The City of Boynton Beach in Florida had excess capacity to treat raw water at its East Water Treatment Plant, but it did not have the capacity to draw more water from the wells in that location. Conversely, it had the capacity to draw water from the wells near the West Water Treatment Plant.
To help resolve this issue, Erdman Anthony designed a two-mile section of 36-inch ductile iron raw water main for the city, from Military Trail to Congress Avenue.
The project began with an analysis to recommend the route for the overall transmission main. Factors such as utility impacts, safety, maintenance of traffic, impacts to the community, permitting, construction costs, and operational costs were considered.
Together with the city and the designers for the other two segments of the overall project, the Woolbright Road route was selected. That route, which includes a section with a bridge over Quail Covey Road, reduced maintenance-of-traffic and pavement restoration.

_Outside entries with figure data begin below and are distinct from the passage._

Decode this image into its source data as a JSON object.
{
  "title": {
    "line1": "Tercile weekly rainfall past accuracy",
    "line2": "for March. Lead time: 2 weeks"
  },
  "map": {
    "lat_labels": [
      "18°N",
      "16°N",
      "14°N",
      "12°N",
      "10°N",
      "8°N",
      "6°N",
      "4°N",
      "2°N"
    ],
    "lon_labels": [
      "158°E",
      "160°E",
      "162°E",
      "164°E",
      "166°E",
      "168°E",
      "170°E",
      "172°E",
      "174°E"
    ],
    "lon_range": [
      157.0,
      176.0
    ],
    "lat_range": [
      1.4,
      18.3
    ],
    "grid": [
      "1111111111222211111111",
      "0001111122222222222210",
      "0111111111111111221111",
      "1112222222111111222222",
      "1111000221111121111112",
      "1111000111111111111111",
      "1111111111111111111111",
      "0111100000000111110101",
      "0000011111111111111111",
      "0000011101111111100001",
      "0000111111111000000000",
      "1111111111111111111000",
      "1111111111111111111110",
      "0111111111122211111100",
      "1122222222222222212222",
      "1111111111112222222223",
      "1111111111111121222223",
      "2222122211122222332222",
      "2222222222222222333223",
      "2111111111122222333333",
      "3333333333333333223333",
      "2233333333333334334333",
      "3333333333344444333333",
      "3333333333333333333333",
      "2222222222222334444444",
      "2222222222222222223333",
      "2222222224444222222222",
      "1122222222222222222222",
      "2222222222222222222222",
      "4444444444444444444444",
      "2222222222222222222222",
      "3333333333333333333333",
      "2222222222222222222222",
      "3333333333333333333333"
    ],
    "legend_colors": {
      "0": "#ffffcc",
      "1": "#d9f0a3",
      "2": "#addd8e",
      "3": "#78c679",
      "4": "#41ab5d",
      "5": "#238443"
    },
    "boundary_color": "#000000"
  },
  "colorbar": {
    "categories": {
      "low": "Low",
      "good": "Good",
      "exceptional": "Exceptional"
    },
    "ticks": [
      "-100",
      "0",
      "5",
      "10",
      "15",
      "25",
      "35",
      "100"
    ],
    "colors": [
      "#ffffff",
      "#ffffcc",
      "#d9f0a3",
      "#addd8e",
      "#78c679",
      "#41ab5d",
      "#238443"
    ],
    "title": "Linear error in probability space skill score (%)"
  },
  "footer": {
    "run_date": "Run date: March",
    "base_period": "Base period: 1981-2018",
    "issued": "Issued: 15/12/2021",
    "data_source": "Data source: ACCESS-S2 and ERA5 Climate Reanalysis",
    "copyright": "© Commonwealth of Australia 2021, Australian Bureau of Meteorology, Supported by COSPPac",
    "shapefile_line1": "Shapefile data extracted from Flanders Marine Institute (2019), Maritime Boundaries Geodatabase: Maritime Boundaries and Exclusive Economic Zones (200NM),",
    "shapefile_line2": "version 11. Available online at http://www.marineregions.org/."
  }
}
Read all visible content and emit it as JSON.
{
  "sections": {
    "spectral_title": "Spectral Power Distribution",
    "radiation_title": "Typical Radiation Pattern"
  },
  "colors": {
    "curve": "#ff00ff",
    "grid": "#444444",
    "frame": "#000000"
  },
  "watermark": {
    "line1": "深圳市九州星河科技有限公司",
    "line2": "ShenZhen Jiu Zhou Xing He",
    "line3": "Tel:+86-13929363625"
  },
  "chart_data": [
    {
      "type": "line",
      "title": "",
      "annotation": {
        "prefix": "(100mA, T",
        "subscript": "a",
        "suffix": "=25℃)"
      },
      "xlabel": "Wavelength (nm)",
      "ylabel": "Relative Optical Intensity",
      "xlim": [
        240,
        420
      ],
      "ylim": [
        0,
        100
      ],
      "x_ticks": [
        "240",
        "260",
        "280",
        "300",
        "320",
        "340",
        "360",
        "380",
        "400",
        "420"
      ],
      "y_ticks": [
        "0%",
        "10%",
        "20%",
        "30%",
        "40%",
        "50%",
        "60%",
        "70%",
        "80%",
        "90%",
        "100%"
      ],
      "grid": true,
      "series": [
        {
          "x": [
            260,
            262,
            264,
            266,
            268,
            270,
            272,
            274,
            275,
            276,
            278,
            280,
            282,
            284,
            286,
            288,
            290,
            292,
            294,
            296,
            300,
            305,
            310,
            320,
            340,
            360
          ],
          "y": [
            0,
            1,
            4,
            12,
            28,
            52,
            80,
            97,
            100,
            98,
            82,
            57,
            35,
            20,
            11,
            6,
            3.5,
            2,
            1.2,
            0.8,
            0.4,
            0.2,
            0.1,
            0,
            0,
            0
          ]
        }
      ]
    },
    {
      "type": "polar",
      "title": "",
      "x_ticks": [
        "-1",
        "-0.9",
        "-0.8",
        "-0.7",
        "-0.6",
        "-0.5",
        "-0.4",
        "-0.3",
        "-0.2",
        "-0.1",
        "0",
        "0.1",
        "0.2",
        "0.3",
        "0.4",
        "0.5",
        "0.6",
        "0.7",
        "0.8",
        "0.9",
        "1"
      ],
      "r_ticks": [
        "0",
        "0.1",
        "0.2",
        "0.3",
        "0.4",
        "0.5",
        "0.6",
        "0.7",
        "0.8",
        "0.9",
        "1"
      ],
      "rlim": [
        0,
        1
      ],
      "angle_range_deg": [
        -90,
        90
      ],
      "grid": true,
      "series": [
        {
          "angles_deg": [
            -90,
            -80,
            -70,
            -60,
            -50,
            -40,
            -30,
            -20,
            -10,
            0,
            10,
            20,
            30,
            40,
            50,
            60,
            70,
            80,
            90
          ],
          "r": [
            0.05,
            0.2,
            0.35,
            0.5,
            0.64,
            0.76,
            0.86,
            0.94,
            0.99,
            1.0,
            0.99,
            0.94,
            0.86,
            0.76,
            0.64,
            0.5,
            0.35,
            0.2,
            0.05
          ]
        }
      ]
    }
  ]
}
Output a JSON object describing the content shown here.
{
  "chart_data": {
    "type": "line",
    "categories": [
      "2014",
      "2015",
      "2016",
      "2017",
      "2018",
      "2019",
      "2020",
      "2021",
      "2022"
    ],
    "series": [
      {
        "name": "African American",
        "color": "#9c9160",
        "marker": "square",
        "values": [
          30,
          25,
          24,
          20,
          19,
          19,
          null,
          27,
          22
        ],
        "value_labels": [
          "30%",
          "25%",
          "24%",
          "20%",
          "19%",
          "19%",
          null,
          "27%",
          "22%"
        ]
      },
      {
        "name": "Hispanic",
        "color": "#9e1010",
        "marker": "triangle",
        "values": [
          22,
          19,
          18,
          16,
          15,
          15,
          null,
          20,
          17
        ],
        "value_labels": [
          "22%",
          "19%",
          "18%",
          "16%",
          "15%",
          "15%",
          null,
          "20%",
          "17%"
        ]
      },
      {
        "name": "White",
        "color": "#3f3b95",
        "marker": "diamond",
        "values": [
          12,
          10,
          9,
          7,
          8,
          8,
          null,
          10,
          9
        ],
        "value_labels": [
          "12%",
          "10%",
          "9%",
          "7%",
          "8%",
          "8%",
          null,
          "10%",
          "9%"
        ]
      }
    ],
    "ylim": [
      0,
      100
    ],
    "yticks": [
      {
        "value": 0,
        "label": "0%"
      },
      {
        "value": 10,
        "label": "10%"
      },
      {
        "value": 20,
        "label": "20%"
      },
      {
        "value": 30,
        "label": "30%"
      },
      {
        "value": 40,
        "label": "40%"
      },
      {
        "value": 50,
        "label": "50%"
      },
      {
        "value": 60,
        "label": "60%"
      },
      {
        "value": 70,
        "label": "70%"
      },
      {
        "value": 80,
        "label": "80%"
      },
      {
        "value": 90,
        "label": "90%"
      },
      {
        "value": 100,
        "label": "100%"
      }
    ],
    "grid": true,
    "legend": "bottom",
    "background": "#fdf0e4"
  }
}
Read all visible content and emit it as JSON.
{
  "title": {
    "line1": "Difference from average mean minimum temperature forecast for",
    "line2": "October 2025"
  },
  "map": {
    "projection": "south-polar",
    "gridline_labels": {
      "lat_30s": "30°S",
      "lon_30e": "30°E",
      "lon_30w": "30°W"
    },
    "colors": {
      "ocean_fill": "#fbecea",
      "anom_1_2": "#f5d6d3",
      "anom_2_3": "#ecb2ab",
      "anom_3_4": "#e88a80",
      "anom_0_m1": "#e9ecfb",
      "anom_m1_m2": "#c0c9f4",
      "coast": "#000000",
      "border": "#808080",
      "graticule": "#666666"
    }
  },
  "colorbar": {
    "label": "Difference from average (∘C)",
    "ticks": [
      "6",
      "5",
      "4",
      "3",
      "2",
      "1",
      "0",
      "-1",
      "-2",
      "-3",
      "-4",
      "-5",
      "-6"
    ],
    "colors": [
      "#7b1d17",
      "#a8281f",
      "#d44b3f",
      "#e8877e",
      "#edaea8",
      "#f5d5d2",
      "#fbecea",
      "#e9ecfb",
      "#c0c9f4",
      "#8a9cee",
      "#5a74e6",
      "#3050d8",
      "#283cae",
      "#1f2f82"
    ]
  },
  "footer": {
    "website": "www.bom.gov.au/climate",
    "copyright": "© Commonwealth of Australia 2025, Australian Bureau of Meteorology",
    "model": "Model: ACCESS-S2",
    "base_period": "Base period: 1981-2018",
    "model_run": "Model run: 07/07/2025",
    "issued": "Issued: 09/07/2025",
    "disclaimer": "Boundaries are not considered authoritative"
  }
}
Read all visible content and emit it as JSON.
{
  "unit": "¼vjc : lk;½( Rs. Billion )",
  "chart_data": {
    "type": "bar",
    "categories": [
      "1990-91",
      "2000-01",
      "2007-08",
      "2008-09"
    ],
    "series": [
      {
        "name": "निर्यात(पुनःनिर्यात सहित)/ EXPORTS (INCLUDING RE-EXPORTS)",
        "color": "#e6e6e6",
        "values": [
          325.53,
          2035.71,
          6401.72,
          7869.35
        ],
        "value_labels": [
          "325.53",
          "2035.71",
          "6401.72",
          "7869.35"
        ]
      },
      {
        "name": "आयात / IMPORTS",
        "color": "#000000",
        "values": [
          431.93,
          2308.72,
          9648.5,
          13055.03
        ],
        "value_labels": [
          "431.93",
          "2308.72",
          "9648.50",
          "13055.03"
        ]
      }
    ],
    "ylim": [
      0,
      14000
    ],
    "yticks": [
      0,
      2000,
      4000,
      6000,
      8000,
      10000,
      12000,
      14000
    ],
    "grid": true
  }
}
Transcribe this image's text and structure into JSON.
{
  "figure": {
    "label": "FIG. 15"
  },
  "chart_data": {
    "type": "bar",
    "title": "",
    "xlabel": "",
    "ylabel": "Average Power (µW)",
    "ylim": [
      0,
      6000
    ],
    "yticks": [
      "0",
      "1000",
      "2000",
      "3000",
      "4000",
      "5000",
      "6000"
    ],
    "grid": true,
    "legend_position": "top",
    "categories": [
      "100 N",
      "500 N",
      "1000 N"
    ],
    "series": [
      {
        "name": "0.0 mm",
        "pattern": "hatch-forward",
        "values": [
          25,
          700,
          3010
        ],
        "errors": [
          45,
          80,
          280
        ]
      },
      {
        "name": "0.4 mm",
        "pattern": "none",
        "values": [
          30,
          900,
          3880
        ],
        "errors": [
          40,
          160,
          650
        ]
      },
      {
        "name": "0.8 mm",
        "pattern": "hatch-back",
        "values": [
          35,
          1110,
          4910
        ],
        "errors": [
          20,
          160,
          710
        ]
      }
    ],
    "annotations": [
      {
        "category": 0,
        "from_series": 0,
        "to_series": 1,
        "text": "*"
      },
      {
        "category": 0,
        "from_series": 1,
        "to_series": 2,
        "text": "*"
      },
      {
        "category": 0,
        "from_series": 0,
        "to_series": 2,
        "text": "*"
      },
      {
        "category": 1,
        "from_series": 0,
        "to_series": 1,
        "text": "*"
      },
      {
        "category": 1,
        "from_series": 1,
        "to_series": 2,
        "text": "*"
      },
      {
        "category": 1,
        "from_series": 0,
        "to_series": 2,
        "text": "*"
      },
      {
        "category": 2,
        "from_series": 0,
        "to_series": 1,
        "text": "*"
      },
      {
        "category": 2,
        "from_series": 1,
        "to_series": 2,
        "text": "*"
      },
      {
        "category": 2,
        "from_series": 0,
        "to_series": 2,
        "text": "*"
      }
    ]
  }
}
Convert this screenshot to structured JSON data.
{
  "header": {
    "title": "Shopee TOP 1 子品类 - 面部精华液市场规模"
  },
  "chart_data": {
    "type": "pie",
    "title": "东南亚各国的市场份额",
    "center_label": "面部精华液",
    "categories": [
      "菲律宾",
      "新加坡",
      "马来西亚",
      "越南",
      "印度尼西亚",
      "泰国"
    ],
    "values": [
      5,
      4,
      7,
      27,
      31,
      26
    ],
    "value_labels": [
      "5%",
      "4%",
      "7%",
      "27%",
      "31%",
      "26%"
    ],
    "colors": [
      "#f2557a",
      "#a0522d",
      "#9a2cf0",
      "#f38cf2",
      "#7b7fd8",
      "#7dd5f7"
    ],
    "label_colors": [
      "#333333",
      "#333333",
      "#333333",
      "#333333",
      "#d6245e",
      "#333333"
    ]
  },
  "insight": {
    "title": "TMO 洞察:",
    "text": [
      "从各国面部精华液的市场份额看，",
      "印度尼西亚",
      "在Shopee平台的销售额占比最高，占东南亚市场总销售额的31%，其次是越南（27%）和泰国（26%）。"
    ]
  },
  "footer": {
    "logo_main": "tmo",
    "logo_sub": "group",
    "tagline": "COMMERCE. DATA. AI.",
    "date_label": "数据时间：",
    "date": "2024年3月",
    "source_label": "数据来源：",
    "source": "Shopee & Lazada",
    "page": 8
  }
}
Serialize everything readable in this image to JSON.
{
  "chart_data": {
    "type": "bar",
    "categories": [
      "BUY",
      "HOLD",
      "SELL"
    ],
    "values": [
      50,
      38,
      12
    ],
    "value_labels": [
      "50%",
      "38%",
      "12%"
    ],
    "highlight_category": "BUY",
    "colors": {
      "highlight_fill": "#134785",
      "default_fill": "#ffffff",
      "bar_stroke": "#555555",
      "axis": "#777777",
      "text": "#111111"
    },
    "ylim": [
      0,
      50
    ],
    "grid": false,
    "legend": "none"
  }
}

Erdman Anthony designed and permitted a solution to place the water main in the Lake Worth Drainage District right-of-way, thus eliminating the need for a utility bridge. Conflicts with existing utilities and drainage pipes were located with soft digs and coordinated with the various utility owners.
Our firm completed the horizontal and vertical geometry for the pipe, assisted with the acquisition of easements, addressed crossings with utilities and drainage culverts, and considered the maintenance-of-traffic impacts. Combination air release/air vacuum valves with anti-slam devices and flood-safe backflow preventers also were constructed. Horizontal gate valves were used to allow for future swabbing. A super chlorinated slug was utilized for the flushing process to clean all three segments.
Erdman Anthony also obtained the permits and managed the construction effort, including providing inspectors and construction administration.
Notably, the city and the design engineers published a paper regarding this project’s design in ASCE’s technical proceedings for its nationwide pipelines conference.
The overall project now allows the city to withdraw 20 million gallons per day of raw water at its western well field, where permitted capacity for withdrawals is available, and transport that water to its water treatment plant east of I-95, where it has treatment capacity.